Зугур теперь скакал далеко впереди отряда, обычно в паре с кем-нибудь из побратимов, нес дозор, и еще — наслаждался свободой, вдыхал запахи увядшего разнотравья, хранящие в себе ароматы весеннего цветобуйства, когда вся степь одевалась сплошным ковром из цветов.
Да и по ночам вагас спал теперь меньше других — он бродил в стороне от стана, ложился на землю, касаясь щекой ломких стеблей бурьяна, вслушивался в ночные звуки, смотрел в темно-синее ночное небо. Остальные отрядники просто и спокойно переносили все тяготы походной жизни, и только Луня, находясь во власти странного своего оцепенения, ехал, будьто во сне. Он не видел, не замечал вокруг себя ничего такого, чему можно было бы радоваться или ужасаться, тупо поглощал свою порцию пищи на привалах, так же тупо засыпал и просыпался. Отравные чары Змиула глубоко въелись в душу молодого рода, и словно уводили сознание Луни в какой-то иной мир, мир без радости и красок…

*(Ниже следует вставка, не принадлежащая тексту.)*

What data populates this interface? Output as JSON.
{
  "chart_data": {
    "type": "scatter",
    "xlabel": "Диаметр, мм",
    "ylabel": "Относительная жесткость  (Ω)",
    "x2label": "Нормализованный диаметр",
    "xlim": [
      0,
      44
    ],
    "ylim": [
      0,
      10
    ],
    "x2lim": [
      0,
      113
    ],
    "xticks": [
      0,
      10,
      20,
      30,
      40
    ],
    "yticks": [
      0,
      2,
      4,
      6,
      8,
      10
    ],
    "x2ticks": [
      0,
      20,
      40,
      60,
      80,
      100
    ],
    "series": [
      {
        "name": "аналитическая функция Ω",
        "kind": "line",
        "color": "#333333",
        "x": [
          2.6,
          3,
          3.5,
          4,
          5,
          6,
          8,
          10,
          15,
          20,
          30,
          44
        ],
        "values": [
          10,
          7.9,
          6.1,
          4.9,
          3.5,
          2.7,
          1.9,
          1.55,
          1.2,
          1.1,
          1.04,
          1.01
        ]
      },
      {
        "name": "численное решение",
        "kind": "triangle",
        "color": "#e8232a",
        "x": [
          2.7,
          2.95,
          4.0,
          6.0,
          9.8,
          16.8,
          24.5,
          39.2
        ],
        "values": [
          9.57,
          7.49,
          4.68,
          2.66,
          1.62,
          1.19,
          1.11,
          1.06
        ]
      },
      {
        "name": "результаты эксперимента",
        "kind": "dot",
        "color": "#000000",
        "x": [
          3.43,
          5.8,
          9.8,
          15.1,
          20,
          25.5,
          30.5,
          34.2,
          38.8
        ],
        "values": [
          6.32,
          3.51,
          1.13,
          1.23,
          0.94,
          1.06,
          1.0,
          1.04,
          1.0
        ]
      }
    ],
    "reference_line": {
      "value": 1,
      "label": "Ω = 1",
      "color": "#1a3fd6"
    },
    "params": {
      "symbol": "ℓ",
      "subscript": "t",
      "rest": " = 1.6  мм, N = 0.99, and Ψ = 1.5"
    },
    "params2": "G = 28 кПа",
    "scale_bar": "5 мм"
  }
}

Шык, который винил в произошедшем с учеником в первую очередь себя, старался не отходить от Луни ни на шаг. Волх поил его отварами из разных трав, совершал обряды очищения, шептал наговоры, но ничего не помогало Луня чах, землистая бледность поселилась на его лице, под глазами залегли глубокие тени, дрожали руки, потускнели и свалялись некогда сиявшие пшеничным золотом волосы.
Остальные отрядники, каждый в меру своих сил, старались облегчить страдания своего побратима, подсовывали ему куски повкуснее, старались, чтобы он больше спал, не утруждал себя работой, но Луня даже и не замечал этого. В одиночестве, похожий на тень самого себя прежднего, бродил он обыкновенно вечерами вокруг разбитого стана, а если и возвращался к жаркому бурьянному костру, то лишь по просьбам отрядников, и сидел у огня молчком, с тоской глядя на пляшущие языки Зничева Цвета…
Сперва Зугур, а потом и остальные стали наседать на волхва, требуя, чтобы тот спас явно собравшегося в мир иной юношу, но мрачный Шык лишь качал головой — с таким он еще не сталкивался, и пока ему было не под силу вернуть Луне радость бытия.
Так прошло дней десять. Вскоре отряд должен был достичь берегов озера Кровавой воды. Озеро это, а по меркам родов, так и целое море, простиралось на много дней пути с севера на юг, и питалось водою двух больших рек, впадавших в него — реки Влаги, что текла чуть не от родских земель, беря исток на Северных Буграх, и впадала в озеро с севера, и бурного Рагула, текущего с южных отрогов Серединного.
Вода в озере с весны и до глубокой зимы, почти круглый год, отливало кровью, за то оно и получило свою название. Вагасы верили, что в озеро волшебным образом попадает кровь всех убитых в степи людей, почитали его священным, и никогда не заходили в солоноватые волны.